Parents Concerned As Dunlap Says Masks Optional In Upcoming School Year
Dunlap parents are voicing their concerns over a return-to-school plan that does not require masks for students.
Superintendent Dr. Scott Dearman reviewed a revised plan at the Board of Education meeting Wednesday night that makes masks optional and requires students to learn in-person with minimal exceptions.
The initial plan approved by the board indicated that Dunlap would offer remote learning options for “medically fragile” students, but State Superintendent Dr. Carmen Ayala announced earlier this month that all students must attend in-person except for those who are “ineligible for a vaccine and are under quarantine order by a local health department.”
However, per the board’s original approval, Dearman still intends to offer a remote option for those who require it.
“We had talked about, for students that are quarantined, that we would provide them some live instruction,” said Dearman. “I would still like to do that because, at the end of the day, we are an educational institution and we need to provide the best educational opportunities for our students possible.”

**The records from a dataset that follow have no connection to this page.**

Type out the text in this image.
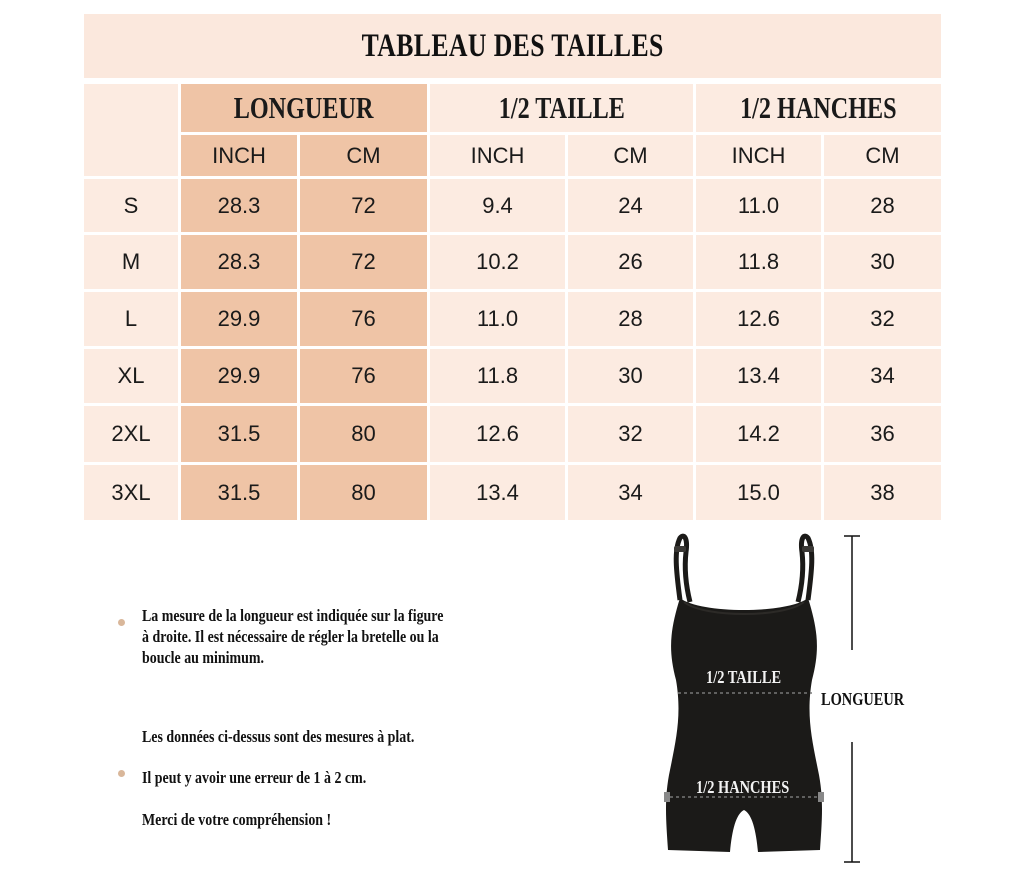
TABLEAU DES TAILLES
LONGUEUR	1/2 TAILLE	1/2 HANCHES
INCH	CM	INCH	CM	INCH	CM
S	28.3	72	9.4	24	11.0	28
M	28.3	72	10.2	26	11.8	30
L	29.9	76	11.0	28	12.6	32
XL	29.9	76	11.8	30	13.4	34
2XL	31.5	80	12.6	32	14.2	36
3XL	31.5	80	13.4	34	15.0	38
La mesure de la longueur est indiquée sur la figure
à droite. Il est nécessaire de régler la bretelle ou la
boucle au minimum.
Les données ci-dessus sont des mesures à plat.
Il peut y avoir une erreur de 1 à 2 cm.
Merci de votre compréhension !
1/2 TAILLE
1/2 HANCHES
LONGUEUR
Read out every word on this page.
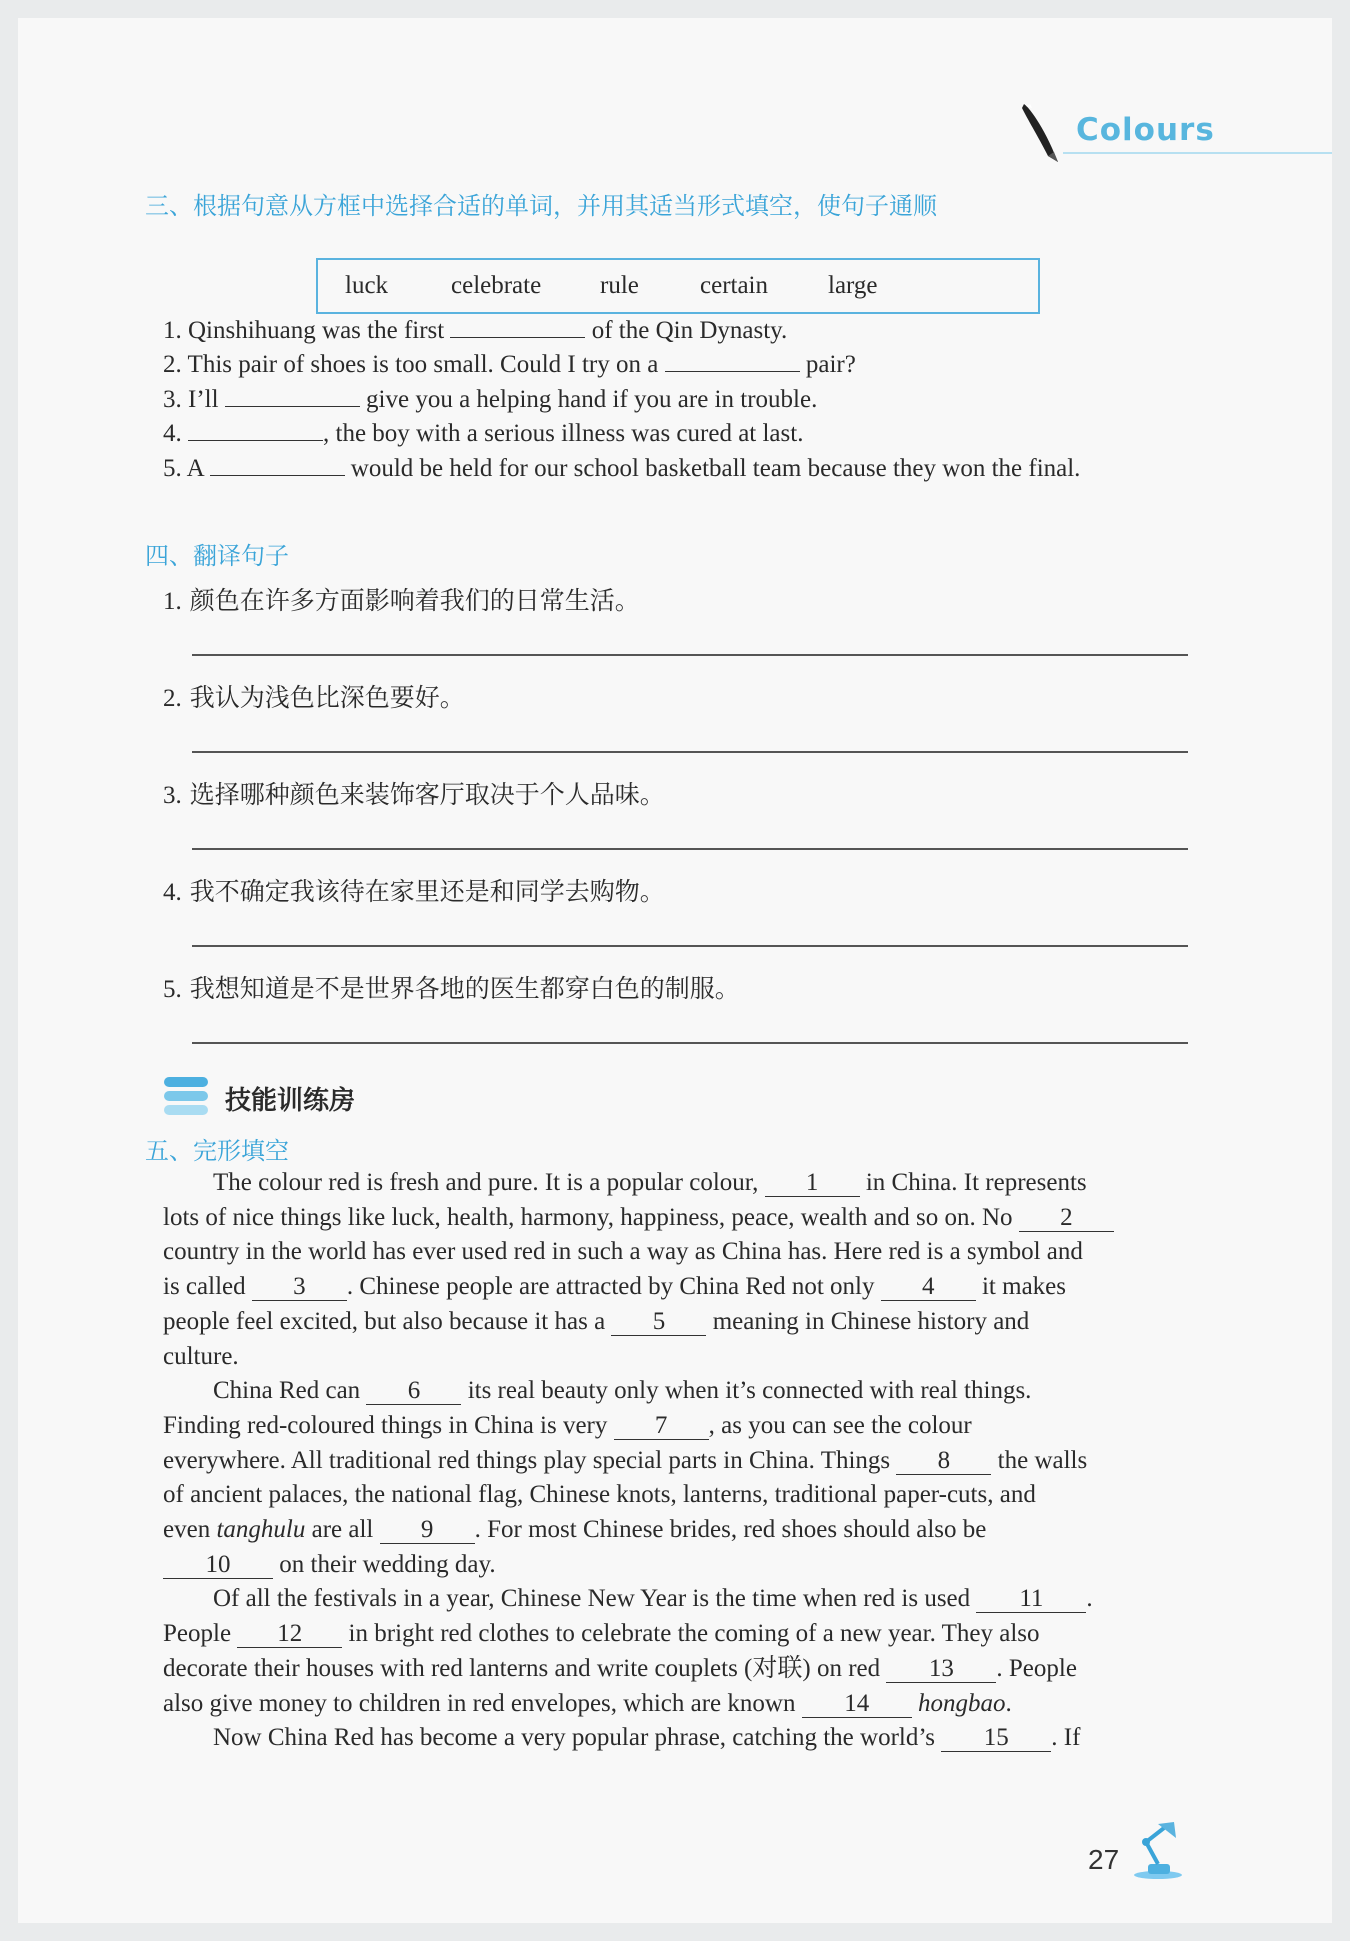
Colours
三、根据句意从方框中选择合适的单词，并用其适当形式填空，使句子通顺
luck	celebrate rule certain large
1. Qinshihuang was the first	of the Qin Dynasty.
2. This pair of shoes is too small. Could I try on a	pair?
3. I’ll	give you a helping hand if you are in trouble.
4.	, the boy with a serious illness was cured at last.
5. A	would be held for our school basketball team because they won the final.
四、翻译句子
1. 颜色在许多方面影响着我们的日常生活。
2. 我认为浅色比深色要好。
3. 选择哪种颜色来装饰客厅取决于个人品味。
4. 我不确定我该待在家里还是和同学去购物。
5. 我想知道是不是世界各地的医生都穿白色的制服。
技能训练房
五、完形填空
The colour red is fresh and pure. It is a popular colour, 1 in China. It represents
lots of nice things like luck, health, harmony, happiness, peace, wealth and so on. No 2
country in the world has ever used red in such a way as China has. Here red is a symbol and
is called 3 . Chinese people are attracted by China Red not only 4 it makes
people feel excited, but also because it has a 5 meaning in Chinese history and
culture.
China Red can 6 its real beauty only when it’s connected with real things.
Finding red-coloured things in China is very 7 , as you can see the colour
everywhere. All traditional red things play special parts in China. Things 8 the walls
of ancient palaces, the national flag, Chinese knots, lanterns, traditional paper-cuts, and
even tanghulu are all 9 . For most Chinese brides, red shoes should also be
10 on their wedding day.
Of all the festivals in a year, Chinese New Year is the time when red is used 11 .
People 12 in bright red clothes to celebrate the coming of a new year. They also
decorate their houses with red lanterns and write couplets (对联) on red 13 . People
also give money to children in red envelopes, which are known 14 hongbao.
Now China Red has become a very popular phrase, catching the world’s 15 . If
27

When it comes to masks, Dearman said making them optional is fully in line with guidance from the CDC, Illinois Department of Health, and Illinois State Board of Education.
“Our governor has referenced local control, and this is a locally-elected school board,” said Dearman. “I see (mask mandates) as certainly something that designates local control.”
Dearman also mentioned a recent conversation with Monica Hendrickson of the Peoria City/County Health Department in which Hendrickson reported that 93% of eligible residents in the 61525 ZIP code have been fully vaccinated.
A number of parents spoke at the meeting expressing their concern over the plan and the lack of a mask mandate. A brief, tense exchange between one commenter and board member Mike Wisdom occurred after the commenter felt decisions regarding COVID-19 were made behind closed doors. Later in the meeting, Wisdom referenced the exchange and said the board is in a “no-win situation.”
“On both sides of (the mask) issue, we appreciate you coming out and sharing your heartfelt feelings about it. Whether you understand it or not, we hear you,” said Wisdom. “We don’t do this for political or personal reasons—we’re doing what we think is best for the kids.”
Also included in the revised plan are new mitigation protocols in the event COVID positivity rates begin to increase, though Dearman emphasized they are subject to change, especially with the recent spread of the Delta variant.
“I wouldn’t want to spend a lot of time debating and formulating a plan when if we’ve learned anything in the last year and a half, it’s going to change,” said Dearman. “Those tier mitigations are a template and they’re open for discussion, but it’s a place to start.”